Autores uigures detalham abusos em sua terra natal

Capa do livro com retrato de Gulbahar Haitiwaji (© Alain Jocard/AFP/Getty Images)
Gulbahar Haitiwaji, uigur que vive na França, é uma ex-detenta que está chamando a atenção para os abusos praticados em Xinjiang (© Alain Jocard/AFP/Getty Images)

Quando Gulbahar Haitiwaji retornou a Xinjiang, China, em novembro de 2016, após uma década na França, ela entrou em um pesadelo. Ela havia sido convocada de volta por seu empregador, supostamente para completar sua papelada de aposentadoria. Em vez disso, as autoridades locais prenderam Gulbahar e a enviaram para um campo de internamento.

Sua história não é única — desde 2017, a República Popular da China (RPC) já deteve mais de 1 milhão de uigures, predominantemente muçulmanos, e membros de outros grupos pertencentes a minorias étnicas e religiosas nesses campos.

“Mais de cem vezes eu pensei, quando os passos dos guardas nos acordavam durante a noite, que nossa hora de ser executado tinha chegado”, escreve Gulbahar em seu relato de mais de dois anos de detenção, “Rescapée du goulag chinois” (Sobrevivente do gulag chinês). O livro, programado para publicação em inglês em fevereiro, foi extraído do The Guardian*.

Ela diz que sofreu tortura e outros abusos antes de sua libertação em agosto de 2019, depois que o governo francês interveio em seu nome.

Gulbahar é uma dos numerosos sobreviventes de campos de internamento da RPC cujas histórias estão ajudando a gerar protestos internacionais. Ela e Mihrigul Tursun, que também sobreviveu ao internamento na RPC, prestaram depoimento perante o Tribunal Uigur**, entidade não judicial composta por um grupo internacional de advogados, acadêmicos e representantes de ONGs, estabelecido no Reino Unido em 2020 para investigar abusos da RPC contra uigures e outras pessoas em Xinjiang.

Quando Mihrigul voltou do Egito para Xinjiang a fim de visitar a família em maio de 2015, ela foi detida e seus trigêmeos recém-nascidos foram tirados dela. Ela foi submetida a interrogatórios, isolamento e tortura, diz ela.

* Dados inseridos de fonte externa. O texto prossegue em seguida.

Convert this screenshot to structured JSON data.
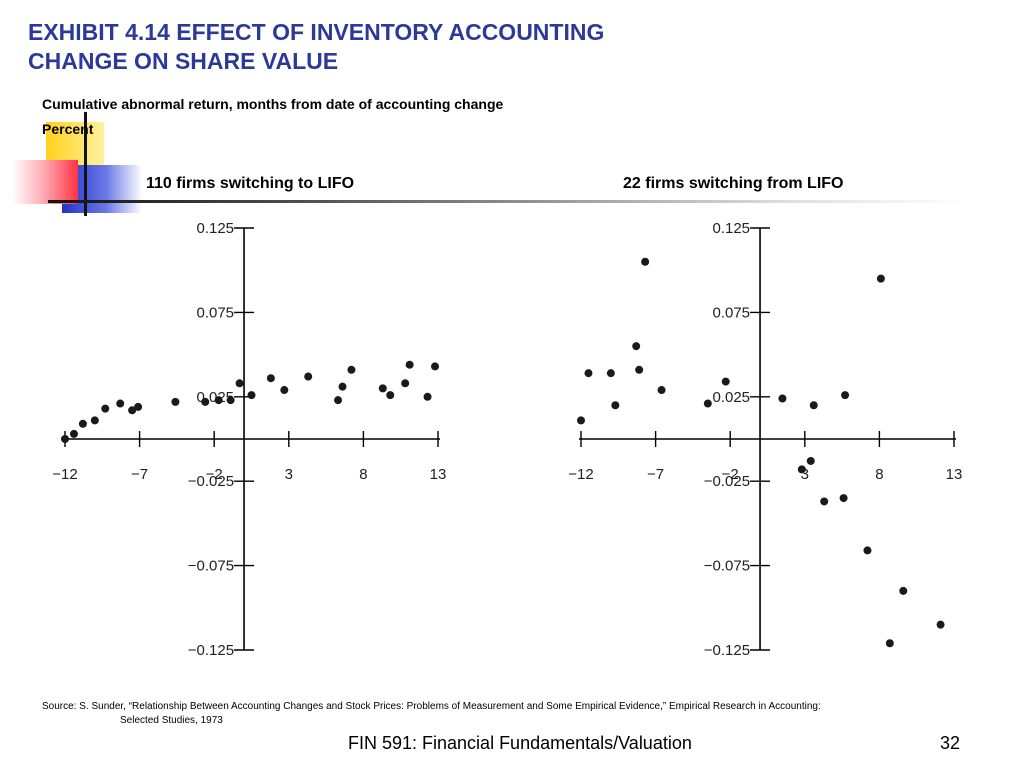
{
  "slide": {
    "title_line1": "EXHIBIT 4.14 EFFECT OF INVENTORY ACCOUNTING",
    "title_line2": "CHANGE ON SHARE VALUE",
    "subtitle": "Cumulative abnormal return, months from date of accounting change",
    "unit_label": "Percent",
    "source_line1": "Source: S. Sunder, “Relationship Between Accounting Changes and Stock Prices:  Problems of Measurement and Some Empirical Evidence,” Empirical Research in Accounting:",
    "source_line2": "Selected Studies, 1973",
    "footer_text": "FIN 591: Financial Fundamentals/Valuation",
    "page_number": "32",
    "colors": {
      "title": "#2b3a9a",
      "deco_yellow": "#ffd21a",
      "deco_blue": "#2233cc",
      "deco_red": "#ff3344"
    }
  },
  "chart_data": [
    {
      "type": "scatter",
      "title": "110 firms switching to LIFO",
      "xlabel": "",
      "ylabel": "",
      "xlim": [
        -12,
        13
      ],
      "ylim": [
        -0.125,
        0.125
      ],
      "x_ticks": [
        -12,
        -7,
        -2,
        3,
        8,
        13
      ],
      "x_tick_labels": [
        "−12",
        "−7",
        "−2",
        "3",
        "8",
        "13"
      ],
      "y_ticks": [
        0.125,
        0.075,
        0.025,
        -0.025,
        -0.075,
        -0.125
      ],
      "y_tick_labels": [
        "0.125",
        "0.075",
        "0.025",
        "−0.025",
        "−0.075",
        "−0.125"
      ],
      "grid": false,
      "points": [
        {
          "x": -12,
          "y": 0.0
        },
        {
          "x": -11.4,
          "y": 0.003
        },
        {
          "x": -10.8,
          "y": 0.009
        },
        {
          "x": -10,
          "y": 0.011
        },
        {
          "x": -9.3,
          "y": 0.018
        },
        {
          "x": -8.3,
          "y": 0.021
        },
        {
          "x": -7.5,
          "y": 0.017
        },
        {
          "x": -7.1,
          "y": 0.019
        },
        {
          "x": -4.6,
          "y": 0.022
        },
        {
          "x": -2.6,
          "y": 0.022
        },
        {
          "x": -1.7,
          "y": 0.023
        },
        {
          "x": -0.9,
          "y": 0.023
        },
        {
          "x": -0.3,
          "y": 0.033
        },
        {
          "x": 0.5,
          "y": 0.026
        },
        {
          "x": 1.8,
          "y": 0.036
        },
        {
          "x": 2.7,
          "y": 0.029
        },
        {
          "x": 4.3,
          "y": 0.037
        },
        {
          "x": 6.3,
          "y": 0.023
        },
        {
          "x": 6.6,
          "y": 0.031
        },
        {
          "x": 7.2,
          "y": 0.041
        },
        {
          "x": 9.3,
          "y": 0.03
        },
        {
          "x": 9.8,
          "y": 0.026
        },
        {
          "x": 10.8,
          "y": 0.033
        },
        {
          "x": 11.1,
          "y": 0.044
        },
        {
          "x": 12.3,
          "y": 0.025
        },
        {
          "x": 12.8,
          "y": 0.043
        }
      ]
    },
    {
      "type": "scatter",
      "title": "22 firms switching from LIFO",
      "xlabel": "",
      "ylabel": "",
      "xlim": [
        -12,
        13
      ],
      "ylim": [
        -0.125,
        0.125
      ],
      "x_ticks": [
        -12,
        -7,
        -2,
        3,
        8,
        13
      ],
      "x_tick_labels": [
        "−12",
        "−7",
        "−2",
        "3",
        "8",
        "13"
      ],
      "y_ticks": [
        0.125,
        0.075,
        0.025,
        -0.025,
        -0.075,
        -0.125
      ],
      "y_tick_labels": [
        "0.125",
        "0.075",
        "0.025",
        "−0.025",
        "−0.075",
        "−0.125"
      ],
      "grid": false,
      "points": [
        {
          "x": -12,
          "y": 0.011
        },
        {
          "x": -11.5,
          "y": 0.039
        },
        {
          "x": -10,
          "y": 0.039
        },
        {
          "x": -9.7,
          "y": 0.02
        },
        {
          "x": -8.3,
          "y": 0.055
        },
        {
          "x": -8.1,
          "y": 0.041
        },
        {
          "x": -7.7,
          "y": 0.105
        },
        {
          "x": -6.6,
          "y": 0.029
        },
        {
          "x": -3.5,
          "y": 0.021
        },
        {
          "x": -2.3,
          "y": 0.034
        },
        {
          "x": 1.5,
          "y": 0.024
        },
        {
          "x": 2.8,
          "y": -0.018
        },
        {
          "x": 3.4,
          "y": -0.013
        },
        {
          "x": 3.6,
          "y": 0.02
        },
        {
          "x": 4.3,
          "y": -0.037
        },
        {
          "x": 5.7,
          "y": 0.026
        },
        {
          "x": 5.6,
          "y": -0.035
        },
        {
          "x": 7.2,
          "y": -0.066
        },
        {
          "x": 8.1,
          "y": 0.095
        },
        {
          "x": 8.7,
          "y": -0.121
        },
        {
          "x": 9.6,
          "y": -0.09
        },
        {
          "x": 12.1,
          "y": -0.11
        }
      ]
    }
  ]
}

Retrato de Mihrigul Tursun olhando pela janela (Depto. de Estado/D.A. Peterson)
Mihrigul Tursun é coautora de um livro sobre suas experiências como detenta na RPC (Depto. de Estado/D.A. Peterson)

“Cada vez que eu era eletrocutada, meu corpo inteiro tremia violentamente e eu podia sentir a dor nas veias”, ela depôs perante o tribunal* (PDF, 162 KB) em junho de 2021. “Achei que preferia morrer a passar por isso de novo e implorei que me matassem.”

Quando liberada, ela foi informada de que um de seus filhos havia morrido em decorrência de complicações de saúde.

Em dezembro de 2021, os juristas do Tribunal Uigur concluíram que a RPC cometeu crimes contra a humanidade* (PDF, 789 KB) e genocídio contra uigures.

Enquanto esses ex-detentos relatam suas experiências em Xinjiang, outros esforços para destacar o internamento uigur em um cenário internacional foram frustrados. Em abril de 2017, o defensor dos direitos uigures Dolkun Isa não foi autorizado a participar de uma reunião da ONU sobre questões indígenas, de acordo com a Observatório dos Direitos Humanos (ODH).

A ODH disse que impedir a participação de Isa na reunião da ONU* aponta “para preocupações maiores sobre o tratamento e a proteção de ativistas de direitos humanos que criticam a China à medida que buscam participar dos mecanismos de direitos humanos da ONU — destinados a proteger os direitos de todos”.

Mihrigul publicou seu relato, “Ort ohne Wiederkehr” (Lugar sem volta), escrito com a jornalista alemã Andrea Hoffmann, em janeiro.

Como ela relatou a um painel do Congresso dos EUA em 2018, “eu decidi contar ao mundo sobre os campos de concentração ocultos da China para que as pessoas que me torturaram e torturaram outras pessoas fossem punidas pelo que fizeram e pela voz dessas pessoas inocentes nos campos que podia ser ouvida”.

Acontecimentos recentes indicam que as histórias dos sobreviventes do internamento na RPC estão surtindo efeito. Em outubro de 2021, Estados Unidos, França, Luxemburgo, Bélgica e outros 39 países, em uma declaração conjunta nas Nações Unidas, instaram a RPC a respeitar os direitos humanos e a permitir que observadores independentes tivessem “acesso imediato, significativo e irrestrito” a Xinjiang, citando denúncias de detenções arbitrárias e outros abusos.